In the opinion of Teachers’ Union of Ireland (TUI) subject spokesperson Michael Leyden, the ordinary level paper was fair and covered a wide range of topics suitable for the ordinary level candidate.
He said the higher level paper was fair and well-structured to reward candidates who were given wide exposure to the syllabus.
He thought the first section would not have presented too much trouble for well-prepared candidates.
The second section was pitched at an appropriate level and, similarly, well-prepared candidates would have fared well, he suggested.
Noel Scott of the Association of Secondary Teachers Ireland (ASTI) thought the woodwork exams were student-friendly at both levels.
For higher level students, he thought the paper was fair, balanced and topical in nature.
Mr Scott said it focused on a broad section of the syllabus.

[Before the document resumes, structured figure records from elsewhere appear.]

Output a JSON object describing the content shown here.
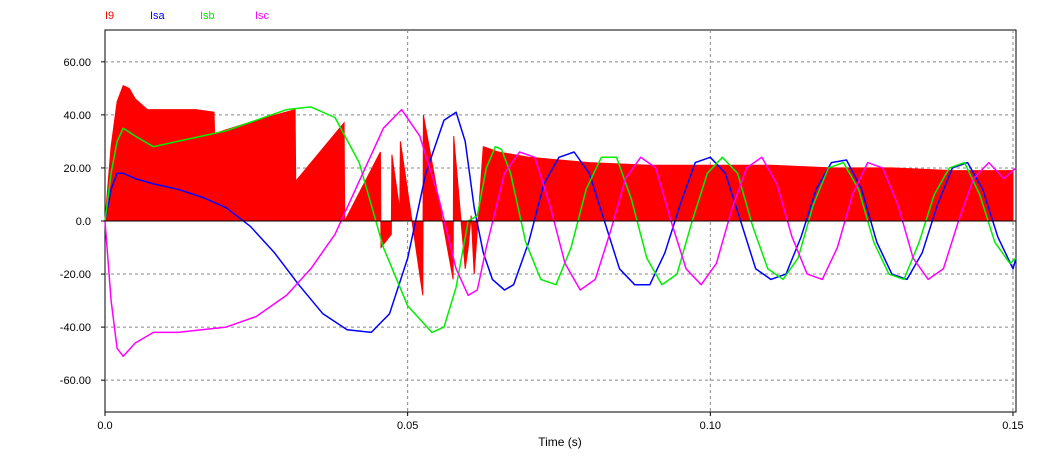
{
  "chart_data": {
    "type": "line",
    "xlabel": "Time (s)",
    "ylabel": "",
    "xlim": [
      0,
      0.1505
    ],
    "ylim": [
      -72,
      72
    ],
    "grid": true,
    "legend_placement": "top-left",
    "x_ticks": [
      {
        "value": 0.0,
        "label": "0.0"
      },
      {
        "value": 0.05,
        "label": "0.05"
      },
      {
        "value": 0.1,
        "label": "0.10"
      },
      {
        "value": 0.15,
        "label": "0.15"
      }
    ],
    "y_ticks": [
      {
        "value": 60,
        "label": "60.00"
      },
      {
        "value": 40,
        "label": "40.00"
      },
      {
        "value": 20,
        "label": "20.00"
      },
      {
        "value": 0,
        "label": "0.0"
      },
      {
        "value": -20,
        "label": "-20.00"
      },
      {
        "value": -40,
        "label": "-40.00"
      },
      {
        "value": -60,
        "label": "-60.00"
      }
    ],
    "series": [
      {
        "name": "I9",
        "color": "#ff0000",
        "style": "filled",
        "x": [
          0,
          0.001,
          0.002,
          0.003,
          0.004,
          0.005,
          0.007,
          0.01,
          0.015,
          0.018,
          0.0181,
          0.025,
          0.0314,
          0.0315,
          0.0395,
          0.0396,
          0.0455,
          0.0456,
          0.0473,
          0.0474,
          0.0487,
          0.0488,
          0.0525,
          0.0526,
          0.0575,
          0.0576,
          0.0595,
          0.06,
          0.0605,
          0.061,
          0.0625,
          0.065,
          0.07,
          0.08,
          0.09,
          0.1,
          0.11,
          0.12,
          0.13,
          0.14,
          0.15
        ],
        "y": [
          0,
          28,
          45,
          51,
          50,
          46,
          42,
          42,
          42,
          41,
          33,
          38,
          42,
          15,
          37,
          0,
          26,
          -10,
          -5,
          25,
          4,
          30,
          -28,
          40,
          -22,
          32,
          -18,
          -10,
          2,
          -20,
          28,
          26,
          24,
          22,
          21,
          21,
          21,
          20,
          20,
          19,
          19
        ]
      },
      {
        "name": "Isa",
        "color": "#0000ff",
        "x": [
          0,
          0.001,
          0.002,
          0.003,
          0.005,
          0.008,
          0.012,
          0.016,
          0.02,
          0.024,
          0.028,
          0.032,
          0.036,
          0.04,
          0.044,
          0.047,
          0.05,
          0.053,
          0.056,
          0.058,
          0.0595,
          0.061,
          0.0625,
          0.064,
          0.066,
          0.0675,
          0.07,
          0.0725,
          0.075,
          0.0775,
          0.08,
          0.0825,
          0.085,
          0.0875,
          0.09,
          0.0925,
          0.095,
          0.0975,
          0.1,
          0.1025,
          0.105,
          0.1075,
          0.11,
          0.1125,
          0.115,
          0.1175,
          0.12,
          0.1225,
          0.125,
          0.1275,
          0.13,
          0.1325,
          0.135,
          0.1375,
          0.14,
          0.1425,
          0.145,
          0.1475,
          0.15,
          0.1505
        ],
        "y": [
          0,
          12,
          18,
          18,
          16,
          14,
          12,
          9,
          5,
          -2,
          -12,
          -24,
          -35,
          -41,
          -42,
          -35,
          -14,
          18,
          38,
          41,
          30,
          5,
          -12,
          -22,
          -26,
          -24,
          -8,
          14,
          24,
          26,
          18,
          0,
          -18,
          -24,
          -24,
          -12,
          6,
          22,
          24,
          18,
          0,
          -18,
          -22,
          -20,
          -6,
          12,
          22,
          23,
          12,
          -8,
          -20,
          -22,
          -12,
          6,
          20,
          22,
          12,
          -6,
          -18,
          -14
        ]
      },
      {
        "name": "Isb",
        "color": "#00ee00",
        "x": [
          0,
          0.001,
          0.002,
          0.003,
          0.005,
          0.008,
          0.012,
          0.016,
          0.02,
          0.025,
          0.03,
          0.034,
          0.038,
          0.042,
          0.046,
          0.05,
          0.054,
          0.056,
          0.058,
          0.06,
          0.0615,
          0.063,
          0.0645,
          0.0655,
          0.067,
          0.0695,
          0.072,
          0.0745,
          0.077,
          0.0795,
          0.082,
          0.0845,
          0.087,
          0.0895,
          0.092,
          0.0945,
          0.097,
          0.0995,
          0.102,
          0.1045,
          0.107,
          0.1095,
          0.112,
          0.1145,
          0.117,
          0.1195,
          0.122,
          0.1245,
          0.127,
          0.1295,
          0.132,
          0.1345,
          0.137,
          0.1395,
          0.142,
          0.1445,
          0.147,
          0.1495,
          0.1505
        ],
        "y": [
          0,
          18,
          30,
          35,
          32,
          28,
          30,
          32,
          34,
          38,
          42,
          43,
          39,
          22,
          -10,
          -32,
          -42,
          -40,
          -25,
          0,
          2,
          20,
          28,
          27,
          18,
          -8,
          -22,
          -24,
          -10,
          12,
          24,
          24,
          8,
          -14,
          -24,
          -20,
          0,
          18,
          24,
          18,
          -2,
          -18,
          -22,
          -14,
          6,
          20,
          22,
          12,
          -8,
          -20,
          -22,
          -8,
          10,
          20,
          22,
          10,
          -8,
          -16,
          -14
        ]
      },
      {
        "name": "Isc",
        "color": "#ff00ff",
        "x": [
          0,
          0.001,
          0.002,
          0.003,
          0.005,
          0.008,
          0.012,
          0.016,
          0.02,
          0.025,
          0.03,
          0.034,
          0.038,
          0.042,
          0.046,
          0.049,
          0.052,
          0.055,
          0.058,
          0.06,
          0.0615,
          0.063,
          0.066,
          0.0685,
          0.071,
          0.0735,
          0.076,
          0.0785,
          0.081,
          0.0835,
          0.086,
          0.0885,
          0.091,
          0.0935,
          0.096,
          0.0985,
          0.101,
          0.1035,
          0.106,
          0.1085,
          0.111,
          0.1135,
          0.116,
          0.1185,
          0.121,
          0.1235,
          0.126,
          0.1285,
          0.131,
          0.1335,
          0.136,
          0.1385,
          0.141,
          0.1435,
          0.146,
          0.1485,
          0.1505
        ],
        "y": [
          0,
          -30,
          -48,
          -51,
          -46,
          -42,
          -42,
          -41,
          -40,
          -36,
          -28,
          -18,
          -5,
          15,
          35,
          42,
          32,
          10,
          -18,
          -28,
          -26,
          -10,
          18,
          26,
          24,
          6,
          -16,
          -26,
          -22,
          -4,
          16,
          24,
          20,
          0,
          -18,
          -24,
          -16,
          4,
          20,
          24,
          14,
          -6,
          -20,
          -22,
          -10,
          10,
          22,
          20,
          6,
          -14,
          -22,
          -18,
          0,
          16,
          22,
          16,
          20
        ]
      }
    ]
  }
}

He said that students were engaged in areas such as the design elements of a laptop stand, and the process of designing a storage unit for children’s toys.
He welcomed questions that looked at tool maintenance and the topics of wood-turning and marquetry.
At ordinary level the focus of the exam paper was engaging and topical, Mr Scott believed.
He said it looked at designing a dog kennel, a unit to carry milk bottles, and a rocking horse with a spaceship theme.
In the morning, over 12,000 students took technical graphics papers, and Mr Leyden considered the ordinary level exam taken by almost a quarter of them to be fair.
He said it was well-pitched for the ordinary level candidate and followed the layout used in previous years.
Higher level students who had been given a wide exposure to the syllabus should have been rewarded by the structure of their paper, Mr Leyden said.
One question in the first section took a refreshing approach to testing candidates’ knowledge of 3D solids and their ability to sketch them.
He thought the second section was pitched at an appropriate level and well-prepared candidates would have fared well.
The questions would have kept candidates busy right to the end of the exam, Mr Leyden believing they would have been exercised for quite some time with a question based on the gates to a sports ground.